Charles Kazlauskas

Personal information
- Date of birth: November 12, 1982 (age 43)
- Place of birth: Milwaukee, United States
- Position: Right-back

Team information
- Current team: VV De Bataven (manager) Helmond Sport (U15 manager)

Youth career
- Milwaukee Kickers

Senior career*
- Years: Team / Apps / (Gls)
- 2001–2005: NEC / 11 / (0)
- 2003–2004: → Fortuna Sittard (loan) / 12 / (1)
- 2005–2009: TOP Oss / 124 / (11)
- 2009–2015: Helmond Sport / 197 / (17)
- 2015–2016: De Treffers / 18 / (3)
- 2016–2017: JVC Cuijk / 24 / (1)
- Total:  / 386 / (33)

International career
- 2001: United States U20 / 1 / (0)

Managerial career
- 2013–2015: Spero Elst (assistant)
- 2017–2018: Vitesse U17 (assistant)
- 2018–2019: VV Trekvogels
- 2019–2021: Blauw Wit
- 2021–2022: Eendracht '30
- 2022–: Helmond Sport (U15)
- 2022–: VV De Bataven

= Charles Kazlauskas =

American soccer player and coach

Charles Kazlauskas (born November 12, 1982) is an American former professional soccer player who is the head coach of Dutch Eerste Klasse club VV De Bataven and also head coach of Helmond Sport's U15 team.

== Career ==
Born in Milwaukee, Kazlauskas signed for Dutch club NEC in 2001, making his senior debut for them on August 14, 2001, in the KNVB Cup.

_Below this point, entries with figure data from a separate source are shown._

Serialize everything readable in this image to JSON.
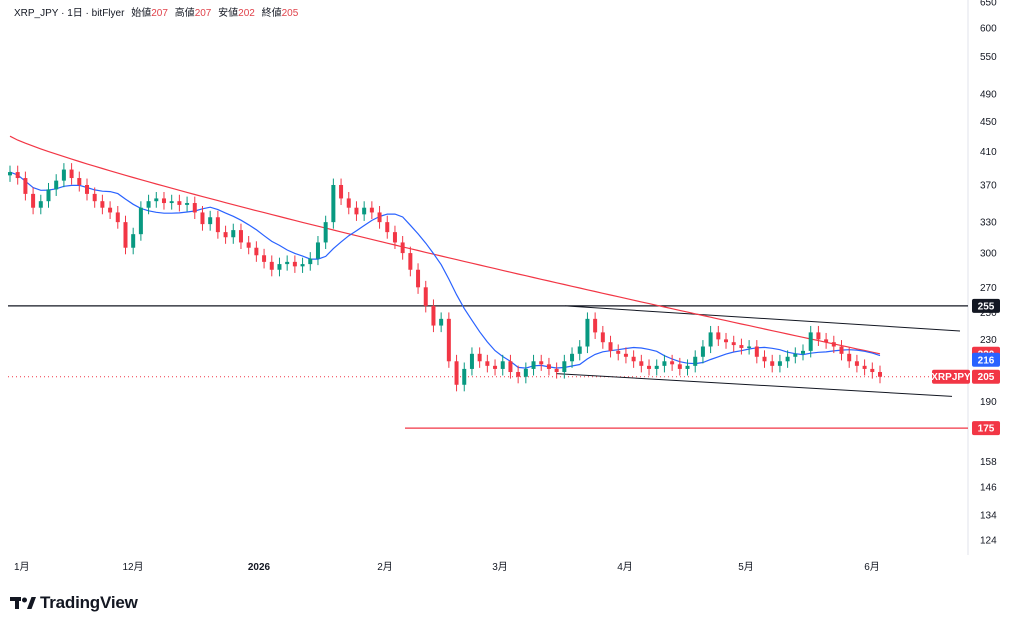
{
  "header": {
    "symbol": "XRP_JPY",
    "interval": "1日",
    "exchange": "bitFlyer",
    "open_label": "始値",
    "open": "207",
    "high_label": "高値",
    "high": "207",
    "low_label": "安値",
    "low": "202",
    "close_label": "終値",
    "close": "205"
  },
  "brand": {
    "name": "TradingView"
  },
  "chart_data": {
    "type": "candlestick",
    "y_ticks": [
      124,
      134,
      146,
      158,
      190,
      230,
      250,
      270,
      300,
      330,
      370,
      410,
      450,
      490,
      550,
      600,
      650
    ],
    "x_ticks": [
      "1月",
      "12月",
      "2026",
      "2月",
      "3月",
      "4月",
      "5月",
      "6月"
    ],
    "horizontal_lines": [
      {
        "value": 255,
        "color": "#131722",
        "label": "255"
      },
      {
        "value": 175,
        "color": "#f23645",
        "label": "175"
      }
    ],
    "price_badges": [
      {
        "label": "220",
        "color": "#f23645"
      },
      {
        "label": "216",
        "color": "#2962ff"
      },
      {
        "label": "205",
        "symbol": "XRPJPY",
        "color": "#f23645"
      }
    ],
    "channel": {
      "upper": [
        [
          0.0,
          255
        ],
        [
          1.0,
          236
        ]
      ],
      "lower": [
        [
          0.0,
          207
        ],
        [
          1.0,
          193
        ]
      ]
    },
    "ma_long_color": "#f23645",
    "ma_short_color": "#2962ff",
    "up_color": "#089981",
    "down_color": "#f23645",
    "candles_close": [
      385,
      378,
      360,
      345,
      352,
      365,
      375,
      388,
      378,
      370,
      360,
      352,
      345,
      340,
      330,
      305,
      318,
      345,
      352,
      355,
      350,
      352,
      348,
      350,
      340,
      328,
      335,
      320,
      315,
      322,
      310,
      305,
      298,
      292,
      285,
      290,
      292,
      288,
      290,
      295,
      310,
      330,
      370,
      355,
      345,
      338,
      345,
      340,
      330,
      320,
      310,
      300,
      285,
      270,
      255,
      240,
      245,
      215,
      200,
      210,
      220,
      215,
      212,
      210,
      215,
      208,
      205,
      210,
      215,
      213,
      210,
      208,
      215,
      220,
      225,
      245,
      235,
      228,
      222,
      220,
      218,
      215,
      212,
      210,
      212,
      215,
      213,
      210,
      212,
      218,
      225,
      235,
      230,
      228,
      226,
      224,
      225,
      218,
      215,
      212,
      215,
      218,
      220,
      222,
      235,
      230,
      228,
      225,
      220,
      215,
      212,
      210,
      208,
      205
    ]
  }
}
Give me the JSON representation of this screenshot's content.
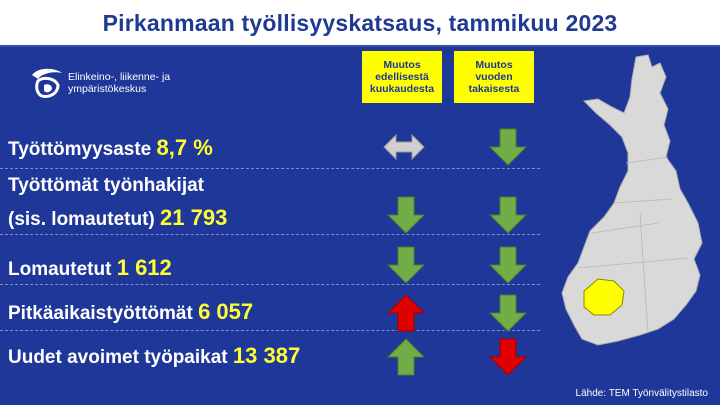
{
  "title": "Pirkanmaan työllisyyskatsaus, tammikuu 2023",
  "logo": {
    "line1": "Elinkeino-, liikenne- ja",
    "line2": "ympäristökeskus"
  },
  "headers": {
    "col1": "Muutos edellisestä kuukaudesta",
    "col2": "Muutos vuoden takaisesta"
  },
  "rows": [
    {
      "label": "Työttömyysaste",
      "value": "8,7 %",
      "col1": "unchanged",
      "col2": "down-good"
    },
    {
      "label_line1": "Työttömät työnhakijat",
      "label": "(sis. lomautetut)",
      "value": "21 793",
      "col1": "down-good",
      "col2": "down-good"
    },
    {
      "label": "Lomautetut",
      "value": "1 612",
      "col1": "down-good",
      "col2": "down-good"
    },
    {
      "label": "Pitkäaikaistyöttömät",
      "value": "6 057",
      "col1": "up-bad",
      "col2": "down-good"
    },
    {
      "label": "Uudet avoimet työpaikat",
      "value": "13 387",
      "col1": "up-good",
      "col2": "down-bad"
    }
  ],
  "colors": {
    "background": "#1e3799",
    "title": "#1f3a93",
    "header": "#ffff00",
    "value": "#ffff33",
    "arrow_green": "#70ad47",
    "arrow_red": "#e00000",
    "arrow_gray": "#d0d0d0",
    "map_fill": "#d9d9d9",
    "map_highlight": "#ffff00"
  },
  "source": "Lähde: TEM Työnvälitystilasto"
}
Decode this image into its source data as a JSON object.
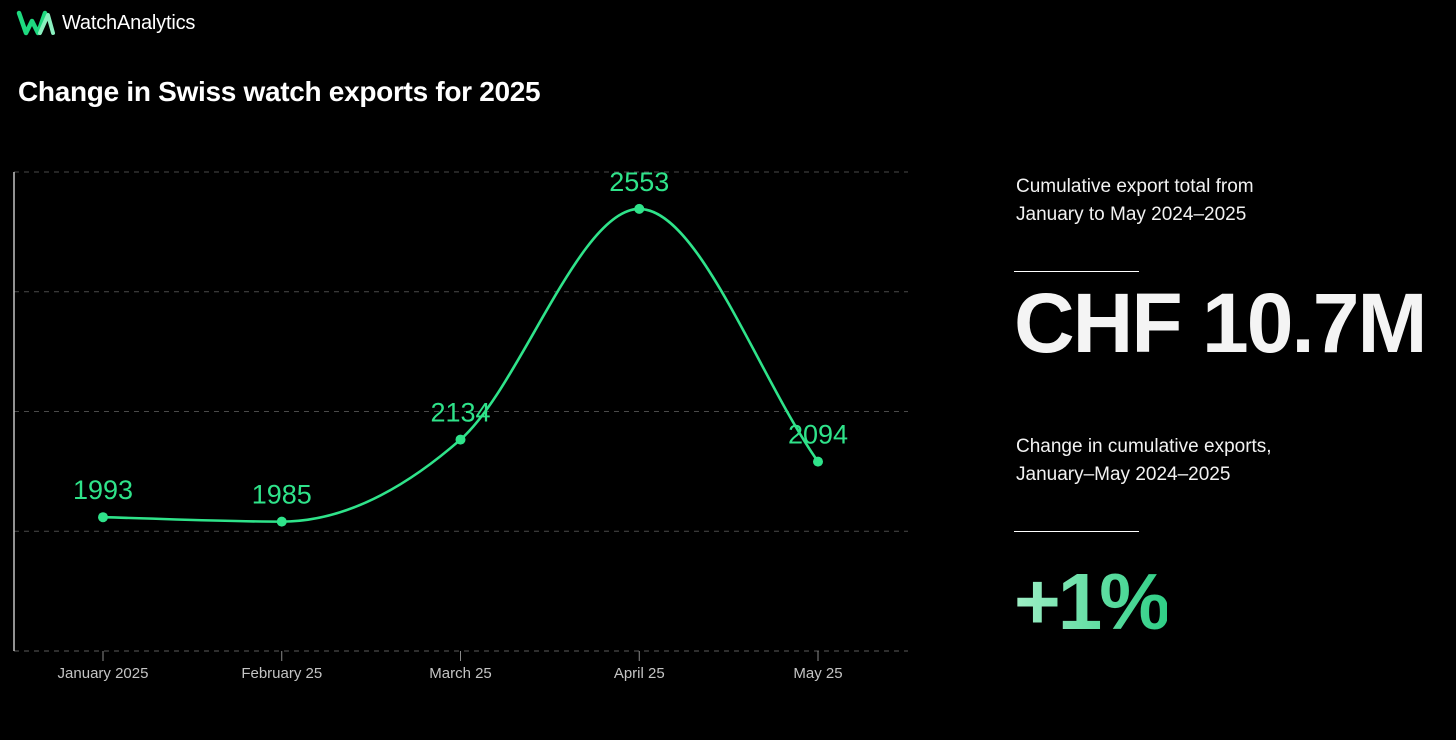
{
  "brand": {
    "name": "WatchAnalytics",
    "logo_icon": "watchanalytics-logo-icon",
    "logo_color": "#1ed97f"
  },
  "chart_title": "Change in Swiss watch exports for 2025",
  "chart_data": {
    "type": "line",
    "title": "Change in Swiss watch exports for 2025",
    "xlabel": "",
    "ylabel": "",
    "categories": [
      "January 2025",
      "February 25",
      "March 25",
      "April 25",
      "May 25"
    ],
    "series": [
      {
        "values": [
          1993,
          1985,
          2134,
          2553,
          2094
        ],
        "color": "#2fe38a"
      }
    ],
    "ylim": [
      1750,
      2620
    ],
    "grid": "horizontal dashed",
    "data_labels": true,
    "smooth": true,
    "legend": "none"
  },
  "stats": [
    {
      "caption": "Cumulative export total from January to May 2024–2025",
      "value": "CHF 10.7M",
      "value_color": "#f4f4f4"
    },
    {
      "caption": "Change in cumulative exports, January–May 2024–2025",
      "value": "+1%",
      "value_gradient": [
        "#9fefc6",
        "#2fcf86"
      ]
    }
  ],
  "colors": {
    "background": "#000000",
    "accent": "#2fe38a",
    "gridline": "#4a4a4a",
    "axis": "#d0d0d0",
    "text": "#ffffff"
  }
}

He spent the 2003–04 season on loan at Fortuna Sittard, and signed permanently for TOP Oss in 2005. He made his 100th appearance for Oss in February 2008. Kazlauskas was offered a new contract by Oss in April 2009, but he left the club later that summer, signing for Helmond Sport. He retired in 2017 as part of JVC Cuijk.